Antico reliquiario ritrovato a Parigi

Paganica, braccio di rame dorato custodiva frammenti ossei di San Giustino I carabinieri l’hanno recuperato dopo un’attesa durata venticinque anni
L’AQUILA. Il braccio di rame dorato con le reliquie di San Giustino, patrono di Paganica, scomparse in una data mai precisata compresa tra la fine del 1991 e il 1992 è stato ritrovato. Qualcuno lo trafugò dalla chiesa di Santa Maria Assunta destando sconcerto tra i fedeli. Ieri la notizia che allieta i tanti devoti a questo santo: il braccio di rame è stato trovato anche se all’interno non c’è più la reliquia, ma per i religiosi è comunque una grande notizia. Ieri, negli uffici di Pg della polizia di Stato c’è stata la riconsegna alla Curia.

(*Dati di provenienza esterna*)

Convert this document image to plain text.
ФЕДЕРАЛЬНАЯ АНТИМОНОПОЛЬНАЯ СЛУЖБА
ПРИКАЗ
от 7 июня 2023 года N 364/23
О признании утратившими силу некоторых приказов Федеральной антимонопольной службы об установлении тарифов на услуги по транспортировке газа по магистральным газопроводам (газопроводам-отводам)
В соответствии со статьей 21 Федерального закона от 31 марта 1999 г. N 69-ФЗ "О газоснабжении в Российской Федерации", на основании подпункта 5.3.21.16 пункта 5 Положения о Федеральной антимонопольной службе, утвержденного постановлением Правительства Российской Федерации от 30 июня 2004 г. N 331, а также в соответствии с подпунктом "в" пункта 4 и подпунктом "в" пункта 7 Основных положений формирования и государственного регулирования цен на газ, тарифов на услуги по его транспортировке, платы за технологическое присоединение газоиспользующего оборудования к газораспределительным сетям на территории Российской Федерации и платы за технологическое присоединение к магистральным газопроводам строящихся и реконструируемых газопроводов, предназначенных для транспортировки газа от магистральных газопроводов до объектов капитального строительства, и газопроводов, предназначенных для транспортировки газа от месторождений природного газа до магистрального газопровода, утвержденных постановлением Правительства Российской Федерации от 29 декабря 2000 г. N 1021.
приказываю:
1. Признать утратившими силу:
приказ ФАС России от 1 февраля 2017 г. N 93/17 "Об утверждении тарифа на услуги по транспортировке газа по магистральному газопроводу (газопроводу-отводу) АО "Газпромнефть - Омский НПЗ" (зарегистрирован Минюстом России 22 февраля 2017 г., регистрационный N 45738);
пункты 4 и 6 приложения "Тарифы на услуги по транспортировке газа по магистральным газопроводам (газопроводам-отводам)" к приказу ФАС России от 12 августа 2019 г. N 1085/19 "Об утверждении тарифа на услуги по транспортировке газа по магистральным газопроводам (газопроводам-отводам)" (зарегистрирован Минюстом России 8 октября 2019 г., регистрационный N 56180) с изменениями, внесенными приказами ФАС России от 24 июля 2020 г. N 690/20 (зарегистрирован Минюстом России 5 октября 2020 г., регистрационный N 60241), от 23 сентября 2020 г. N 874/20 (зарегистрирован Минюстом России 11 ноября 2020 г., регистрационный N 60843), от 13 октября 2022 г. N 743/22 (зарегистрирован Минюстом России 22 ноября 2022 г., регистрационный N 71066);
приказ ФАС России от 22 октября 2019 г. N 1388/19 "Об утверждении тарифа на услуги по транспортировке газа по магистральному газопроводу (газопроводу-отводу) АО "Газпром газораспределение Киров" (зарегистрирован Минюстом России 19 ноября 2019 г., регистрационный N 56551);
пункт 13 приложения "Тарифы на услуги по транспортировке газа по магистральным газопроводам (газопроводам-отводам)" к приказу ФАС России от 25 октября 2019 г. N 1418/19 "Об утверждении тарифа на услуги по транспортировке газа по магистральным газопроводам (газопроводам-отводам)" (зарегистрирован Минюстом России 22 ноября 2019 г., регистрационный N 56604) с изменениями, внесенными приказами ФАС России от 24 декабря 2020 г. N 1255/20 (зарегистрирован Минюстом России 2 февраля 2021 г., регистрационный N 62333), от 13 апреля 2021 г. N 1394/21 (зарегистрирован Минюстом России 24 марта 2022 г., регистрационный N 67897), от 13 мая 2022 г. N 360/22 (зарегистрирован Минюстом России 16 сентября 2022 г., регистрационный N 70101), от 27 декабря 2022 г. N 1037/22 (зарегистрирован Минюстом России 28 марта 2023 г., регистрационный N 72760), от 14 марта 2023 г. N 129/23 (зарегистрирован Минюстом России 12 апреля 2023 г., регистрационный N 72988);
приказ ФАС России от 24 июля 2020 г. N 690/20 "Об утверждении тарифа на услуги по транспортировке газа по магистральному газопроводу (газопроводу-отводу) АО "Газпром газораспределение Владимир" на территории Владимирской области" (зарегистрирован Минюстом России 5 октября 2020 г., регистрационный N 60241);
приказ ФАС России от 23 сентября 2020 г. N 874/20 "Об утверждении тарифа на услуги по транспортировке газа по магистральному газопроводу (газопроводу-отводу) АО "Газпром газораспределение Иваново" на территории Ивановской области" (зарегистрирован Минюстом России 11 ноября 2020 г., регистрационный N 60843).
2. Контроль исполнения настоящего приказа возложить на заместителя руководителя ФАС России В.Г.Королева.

IN FRANCIA. Nessuno, al momento, sa come l’oggetto sacro sia finito in Francia, sta di fatto che nel 2014 fu venduto all’asta a Sotheby’s a Parigi. A comprarlo fu un inglese il quale lo portò a Londra. Il collezionista notò la scritta Paganica e, dopo essersi informato su internet, ebbe il chiaro sospetto che si trattasse di un oggetto provento di furto. A quel punto, pur avendo speso 33mila euro per averlo, segnalò il fatto all’autorità giudiziaria del suo Paese cui fu riconsegnato, per poi essere portato in Italia. Non è chiaro se il collezionista abbia diritto a un rimborso per aver comprato un’opera che non sapeva essere provento di un reato.
L’INCHIESTA. A quel punto gli atti sono passati alla procura della Repubblica dell’Aquila e il pm Simonetta Ciccarelli ha fatto ben due rogatorie per poter far lavorare i carabinieri che ieri, in una breve conferenza stampa, hanno riferito del buon esito delle ricerche con il capitano della compagnia, Francesco Nacca, e il maresciallo Nunzio Gentile, che dirige la stazione dei militari di Paganica. Presente anche don Domenico Marcocci, direttore dell’Ufficio arte sacra e beni culturali ecclesiastici della Curia, cui l’arredo sancro è stato riconsegnato, e Paolo Giuliani anch’egli esperto d’arte e responsabile del patrimonio diocesano. Il reliquiario, comunque, era da tempo inserito nella banca dati del reparto dei carabinieri che si occupa della Tutela del patrimonio culturale. Ora si cerca di rifare a ritroso il tragitto del braccio, ma non è facile. Si indaga per furto e, nello specifico, sarà arduo trovare chi ha effettivamente trafugato l’opera d’arte anche perché il reato è prescritto. Si indaga comunque per ricettazione e ci sarebbe anche un indagato ma siamo ancora all’inizio dell’inchiesta. La prima denuncia, quella del furto, fu presentata dall’ex parroco di Paganica don Dante Di Nardo.
L’OPERA. I due esperti d’arte della Curia hanno precisato che l’opera fu commissionata a un ignoto artista prima del 1472 dall’arciprete di Santa Maria Paganica, don Francesco Nanni, devoto a questo santo che visse nel secolo prima e poi donata alla comunità parrocchiale. Lo stato di conservazione attuale è discreto. Si è posto il problema di quando potrà essere restituito alla comunità parrocchiale della popolosa frazione aquilana. Don Domenico ha detto che sarà comunque l’arcivescovo metropolita Giuseppe Petrocchi a decidere. Si ipotizza che prima sia opportuno fare una sorta di restauro dell’opera e poi riporla dove si trovava con una grande cerimonia chiamando a raccolta i fedeli. Anche perché lo stato di conservazione è buono ma non ottimo ma il restyling dovrebbe farlo tornare come nuovo.
Ecco la descrizione dell’opera dal catalogo della Soprintendenza del 1935. «Braccio reliquiario in rame dorato», si legge nella scheda, «vestito con manica di camice decorata con rosette di forma romboidale recante iscrizione in lettere gotiche “opus fieri dns fras ar de Paganica”». Va ricordato, infine, che San Giustino si celebra il lunedì dell’Angelo, giorno nel quale si tiene anche un’affollata processione.